North east England has a different character to the north west. This is in large part due to the main route to the north running through Doncaster and then on through Yorkshire. The historic road to Scotland ran from Stamford to Doncaster, to Scotch Corner, Stainmore and then to Carlisle. Lancashire in the west was bypassed, which resulted in this area becoming isolated. Lancashire was generally quieter and more peaceful, avoiding most of the insurrections that caught up the rest of the north. This fed into the nature of the area. The people were popularly known to be more easy going; the word "softer" has been used. This difference even led some historians to create rather shaky theories about different sets of Vikings influencing the east and the west.

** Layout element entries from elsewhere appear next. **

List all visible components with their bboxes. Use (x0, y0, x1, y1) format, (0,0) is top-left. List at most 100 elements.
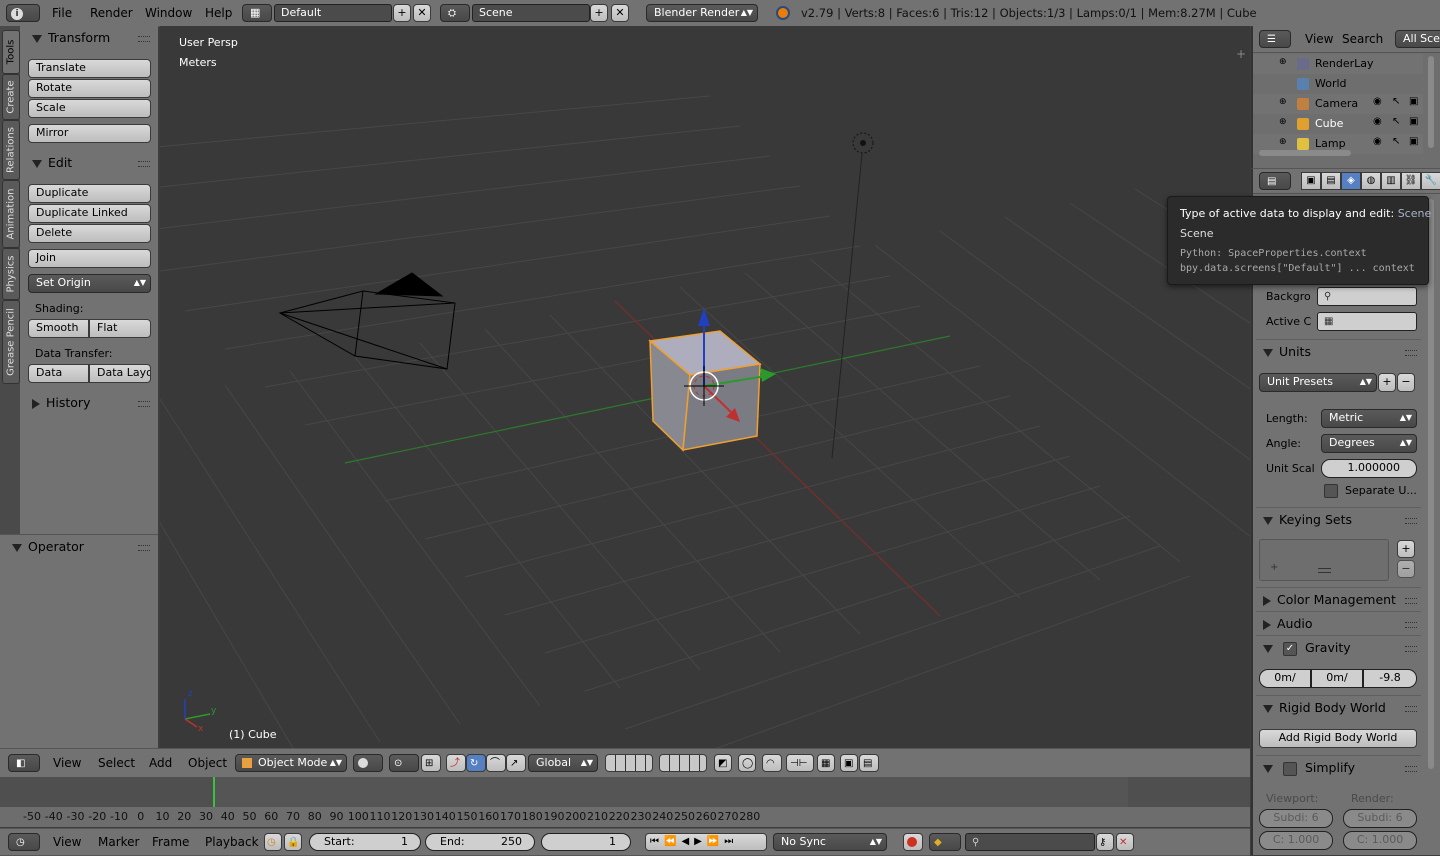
add-rigid-body-world-button[interactable]: Add Rigid Body World (1259, 729, 1417, 748)
scene-name-field[interactable]: Scene (472, 4, 590, 22)
timeline-menu-view[interactable]: View (53, 829, 81, 855)
combined-manipulator-button[interactable]: ↗ (506, 754, 526, 772)
gravity-y-field[interactable]: 0m/ (1311, 669, 1363, 688)
editor-type-button[interactable]: ◧ (8, 754, 40, 772)
expand-icon[interactable]: ⊕ (1279, 97, 1287, 107)
preview-range-button[interactable]: ◷ (264, 833, 282, 851)
tab-physics[interactable]: Physics (2, 248, 20, 300)
mode-dropdown[interactable]: Object Mode ▲▼ (235, 754, 347, 772)
expand-icon[interactable]: ⊕ (1279, 57, 1287, 67)
active-clip-field[interactable]: ▦ (1317, 312, 1417, 331)
timeline-menu-marker[interactable]: Marker (98, 829, 139, 855)
renderable-camera-icon[interactable]: ▣ (1409, 96, 1418, 107)
add-unit-preset-button[interactable]: + (1378, 373, 1396, 392)
selectable-cursor-icon[interactable]: ↖ (1392, 116, 1400, 127)
outliner-item-name[interactable]: RenderLay (1315, 57, 1374, 70)
outliner-row[interactable]: ⊕ RenderLay (1253, 54, 1423, 74)
flat-button[interactable]: Flat (89, 319, 151, 338)
remove-layout-button[interactable]: ✕ (413, 4, 431, 22)
join-button[interactable]: Join (28, 249, 151, 268)
tab-create[interactable]: Create (2, 74, 20, 120)
menu-help[interactable]: Help (205, 0, 232, 26)
unit-presets-dropdown[interactable]: Unit Presets ▲▼ (1259, 373, 1377, 392)
render-engine-dropdown[interactable]: Blender Render ▲▼ (646, 4, 758, 22)
simplify-checkbox[interactable] (1282, 761, 1297, 776)
visibility-eye-icon[interactable]: ◉ (1373, 96, 1382, 107)
remove-unit-preset-button[interactable]: − (1397, 373, 1415, 392)
duplicate-linked-button[interactable]: Duplicate Linked (28, 204, 151, 223)
expand-icon[interactable]: ⊕ (1279, 117, 1287, 127)
viewport-expand-icon[interactable]: + (1235, 47, 1247, 61)
outliner-item-name[interactable]: Camera (1315, 97, 1358, 110)
outliner-row[interactable]: ⊕ Camera ◉ ↖ ▣ (1253, 94, 1423, 114)
selectable-cursor-icon[interactable]: ↖ (1392, 136, 1400, 147)
info-editor-type-button[interactable]: i (6, 4, 40, 22)
outliner-menu-search[interactable]: Search (1342, 26, 1383, 52)
timeline-area[interactable]: -50 -40 -30 -20 -10 0 10 20 30 40 50 60 70 80 90 100 110… (0, 777, 1250, 827)
scale-button[interactable]: Scale (28, 99, 151, 118)
tab-tools[interactable]: Tools (2, 30, 20, 74)
active-keying-set-field[interactable]: ⚲ (965, 833, 1095, 851)
length-dropdown[interactable]: Metric ▲▼ (1321, 409, 1417, 428)
gravity-z-field[interactable]: -9.8 (1363, 669, 1417, 688)
audio-panel-header[interactable]: Audio (1263, 616, 1313, 631)
outliner-scrollbar-h[interactable] (1259, 150, 1351, 156)
mirror-button[interactable]: Mirror (28, 124, 151, 143)
timeline-menu-frame[interactable]: Frame (152, 829, 189, 855)
layout-type-button[interactable]: ▦ (242, 4, 272, 22)
visibility-eye-icon[interactable]: ◉ (1373, 136, 1382, 147)
translate-manipulator-button[interactable]: ⤴ (446, 754, 466, 772)
angle-dropdown[interactable]: Degrees ▲▼ (1321, 434, 1417, 453)
current-frame-field[interactable]: 1 (541, 833, 631, 851)
3d-viewport[interactable]: User Persp Meters z y x (1) Cube + (160, 26, 1250, 748)
list-resize-handle[interactable] (1318, 568, 1331, 573)
snap-toggle[interactable]: ⊣⊢ (786, 754, 814, 772)
gravity-panel-header[interactable]: ✓ Gravity (1263, 640, 1351, 656)
add-keying-set-button[interactable]: + (1397, 540, 1415, 558)
layers-block-1[interactable] (605, 754, 653, 772)
data-button[interactable]: Data (28, 364, 89, 383)
insert-keyframe-button[interactable]: ⚷ (1096, 833, 1114, 851)
menu-render[interactable]: Render (90, 0, 133, 26)
gravity-x-field[interactable]: 0m/ (1259, 669, 1311, 688)
rotate-manipulator-button[interactable]: ↻ (466, 754, 486, 772)
list-filter-icon[interactable]: + (1270, 562, 1278, 573)
set-origin-dropdown[interactable]: Set Origin ▲▼ (28, 274, 151, 293)
start-frame-field[interactable]: Start: 1 (309, 833, 421, 851)
properties-scrollbar[interactable] (1428, 199, 1434, 769)
outliner-row[interactable]: ⊕ Cube ◉ ↖ ▣ (1253, 114, 1423, 134)
proportional-falloff-button[interactable]: ◠ (762, 754, 782, 772)
renderable-camera-icon[interactable]: ▣ (1409, 136, 1418, 147)
rotate-button[interactable]: Rotate (28, 79, 151, 98)
visibility-eye-icon[interactable]: ◉ (1373, 116, 1382, 127)
outliner-display-filter[interactable]: All Sce (1395, 30, 1440, 48)
lock-frame-button[interactable]: 🔒 (284, 833, 302, 851)
history-panel-header[interactable]: History (32, 395, 90, 410)
render-layers-tab-button[interactable]: ▤ (1321, 172, 1341, 190)
translate-button[interactable]: Translate (28, 59, 151, 78)
menu-select[interactable]: Select (98, 750, 135, 776)
manipulator-toggle[interactable]: ⊞ (421, 754, 441, 772)
timeline-editor-type-button[interactable]: ◷ (8, 833, 40, 851)
renderable-camera-icon[interactable]: ▣ (1409, 116, 1418, 127)
world-tab-button[interactable]: ◍ (1361, 172, 1381, 190)
render-still-button[interactable]: ▣ (840, 754, 858, 772)
keying-sets-panel-header[interactable]: Keying Sets (1263, 512, 1352, 527)
properties-editor-type-button[interactable]: ▤ (1259, 172, 1291, 190)
menu-add[interactable]: Add (149, 750, 172, 776)
scale-manipulator-button[interactable]: ⌒ (486, 754, 506, 772)
camera-object[interactable] (278, 272, 456, 370)
orientation-dropdown[interactable]: Global ▲▼ (528, 754, 598, 772)
tab-relations[interactable]: Relations (2, 120, 20, 180)
keying-sets-list[interactable]: + (1259, 539, 1389, 581)
rigid-body-panel-header[interactable]: Rigid Body World (1263, 700, 1386, 715)
snap-element-button[interactable]: ▦ (817, 754, 835, 772)
separate-units-checkbox[interactable] (1324, 484, 1338, 498)
expand-icon[interactable]: ⊕ (1279, 137, 1287, 147)
add-scene-button[interactable]: + (590, 4, 608, 22)
tab-grease-pencil[interactable]: Grease Pencil (2, 300, 20, 384)
render-tab-button[interactable]: ▣ (1301, 172, 1321, 190)
lamp-object[interactable] (831, 132, 874, 459)
keying-set-dropdown[interactable]: ◆ (929, 833, 961, 851)
delete-button[interactable]: Delete (28, 224, 151, 243)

The traditional eclipse of the north west by its more powerful northern neighbour was to change in the eighteenth and nineteenth centuries. The Industrial Revolution took place largely in the north west of England. Manchester was to become the centre of this change, and in the 1840s this city became an international symbol for the new industrial age. At its height Manchester would generate wealth to rival London itself. The complicated social changes that came with industrialisation have roots in this area. Manchester was the scene of the Peterloo Massacre in 1819, when soldiers opened fire on a huge meeting calling for parliamentary reform. Four hundred people were killed. The Labour party came into being In Bradford, north east of Manchester, in 1893. A Bradford labour union sponsored Alderman Ben Tillet in the parliamentary election of 1892. Tillet lost, but the following year Keir Hardy chaired a meeting of labour organisations in Bradford, and set up the Independent Labour Party. The north west also has the beautiful Lake District area which inspired a cultural revolution in the eighteenth and nineteenth centuries. A group of poets and writers centred on Coleridge and Wordsworth created what is known as the Romantic movement. They often wrote about man's relationship with nature, a relationship that the Industrial Revolution forced people to explore.

In the 1960s a further cultural revolution centred itself in Liverpool. Young people, and their music became important. The Beatles were the most influential of the bands that came out of Liverpool at that time. The Empire was gone, and the Beatles seemed to look back at their country and find something bigger in the ordinary places of Britain. Penny Lane in Liverpool is not an obviously important place, until you take a walk along it with Penny Lane in mind.